La tentación del nosotros
Las ideas que acaban transformando una sociedad raramente se presentan como rupturas. No llegan con estrépito ni con voluntad explícita de quiebre. Llegan disfrazadas de normalidad, con la calma engañosa del sentido común. La “prioridad nacional” es una de esas ideas. Parece inofensiva –cuidar primero “a los de casa”–, pero contiene una mutación profunda: convertir los derechos en una cuestión de orden, de sangre, no de igualdad.
No es un invento reciente. Tomó forma política en la Francia de los años setenta con el Frente Nacional de Jean-Marie Le Pen, que la situó en el centro de su programa. Más tarde, Marine Le Pen suavizó el lenguaje y las formas pero no el contenido. La sustitución de la “preferencia” por la “prioridad” no alteraba la esencia: los derechos no son para todos en igual medida, sino que se pueden ordenar según la pertenencia.
Este planteamiento entra en tensión con un fundamento imperfecto, pero esencial de la Europa de posguerra: la vocación universalista de los derechos. Después de las catástrofes del siglo XX, el proyecto europeo intentó construir sociedades donde la ciudadanía fuera, antes que nada, un marco jurídico compartido. Y, sin embargo, esta idea vuelve. No como una ruptura abierta, sino como una corrección aparentemente razonable.
En Alemania, Alternativa para Alemania ha vuelto a situar la identidad en el centro del debate político. No es una repetición mecánica del pasado, pero sí un eco reconocible: la tentación de definir la comunidad en términos culturales o identitarios antes que jurídicos. Es una frontera sutil, pero decisiva. Cuando se desplaza, lo que cambia no es solo la política, sino la idea misma de ciudadanía.
El momento español
España no es ajena a este movimiento de fondo. La “prioridad nacional” ha entrado en el debate público a través de los acuerdos entre Vox y el Partido Popular. Lo ha hecho, además, con una retórica ambigua: “arraigo”, “preferencia”, “prioridad”. Palabras lo suficientemente suaves para evitar el rechazo inmediato, pero lo suficientemente cargadas para transformar el marco.
El problema no es tanto la concreción de estas medidas como la aceptación de su marco conceptual. Porque el lenguaje no es neutral. No solo describe la realidad: la construye. Y cuando se asume que algunos deben ir primero por el hecho de ser “de aquí”, se pone en cuestión un principio básico de la democracia liberal.
El concepto de arraigo es lo suficientemente vago para parecer razonable y lo suficientemente flexible para ser utilizado políticamente. Esta ambigüedad es, precisamente, su fuerza. Permite introducir diferencias sin formularlas abiertamente. Permite desplazar el debate sin declararlo. Y, sobre todo, permite evitar la pregunta clave: quién decide quién es de los nuestros. Quién está lo suficientemente arraigado y cuáles son los criterios?

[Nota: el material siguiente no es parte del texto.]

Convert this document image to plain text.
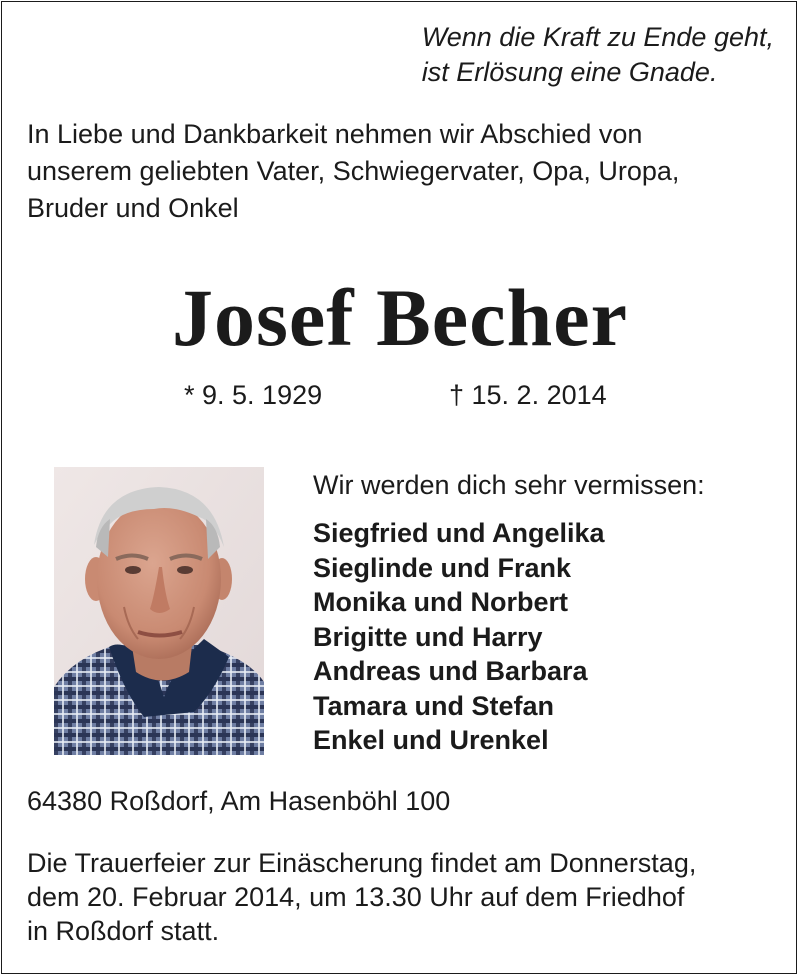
Wenn die Kraft zu Ende geht,
ist Erlösung eine Gnade.
In Liebe und Dankbarkeit nehmen wir Abschied von
unserem geliebten Vater, Schwiegervater, Opa, Uropa,
Bruder und Onkel
Josef Becher
* 9. 5. 1929	† 15. 2. 2014
Wir werden dich sehr vermissen:
Siegfried und Angelika
Sieglinde und Frank
Monika und Norbert
Brigitte und Harry
Andreas und Barbara
Tamara und Stefan
Enkel und Urenkel
64380 Roßdorf, Am Hasenböhl 100
Die Trauerfeier zur Einäscherung findet am Donnerstag,
dem 20. Februar 2014, um 13.30 Uhr auf dem Friedhof
in Roßdorf statt.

Cuando los derechos dependen de este tipo de filtros, dejan de ser universales para convertirse en condicionales. Y este es un cambio cualitativo.
El desplazamiento silencioso
La cuestión es importante porque la “prioridad nacional” tiene capacidad de desplazar el debate sin hacer ruido. Primero se normaliza el término. Después se repite. Finalmente, se convierte en un marco común. Y cuando esto pasa, la igualdad ya no es una línea clara, sino que se vuelve negociable.
La dinámica política está consiguiendo que determinadas ideas, inicialmente marginales, acaben integrándose en el discurso central. No porque hayan sido plenamente aceptadas, sino porque han dejado de ser impensables.
El resultado es una transformación gradual, casi imperceptible. No hay un momento concreto en que el sistema cambia, pero hay un punto en que ya no es el mismo.
El riesgo de decir “nosotros”
La exsecretaria de Estado norteamericana de origen polaco Madeleine Albright advertía que “conviene recordar las dos palabras más peligrosas del vocabulario humano: nosotros y ellos”. No porque estas palabras sean evitables (toda comunidad necesita un nosotros), sino porque, cuando se cierran, dejan fuera más de lo que incluyen.
Europa se encuentra, una vez más, ante el espejo. Ante la incertidumbre económica, la presión migratoria o la desconfianza institucional, la respuesta más inmediata es reducir el círculo. Hacerlo más seguro, más reconocible, más “nuestro”. Pero cada vez que se cierra este círculo, se redefine también la idea de ciudadanía.
Y esta es la cuestión de fondo. No quién recibe qué, sino quién cuenta. No cómo se reparten los recursos, sino quién es considerado miembro pleno de la comunidad política.
Porque, al fin y al cabo, las democracias no se transforman solo con grandes decisiones, sino con pequeños desplazamientos de sentido. Y pocos son tan decisivos y tan peligrosos como este “nosotros”.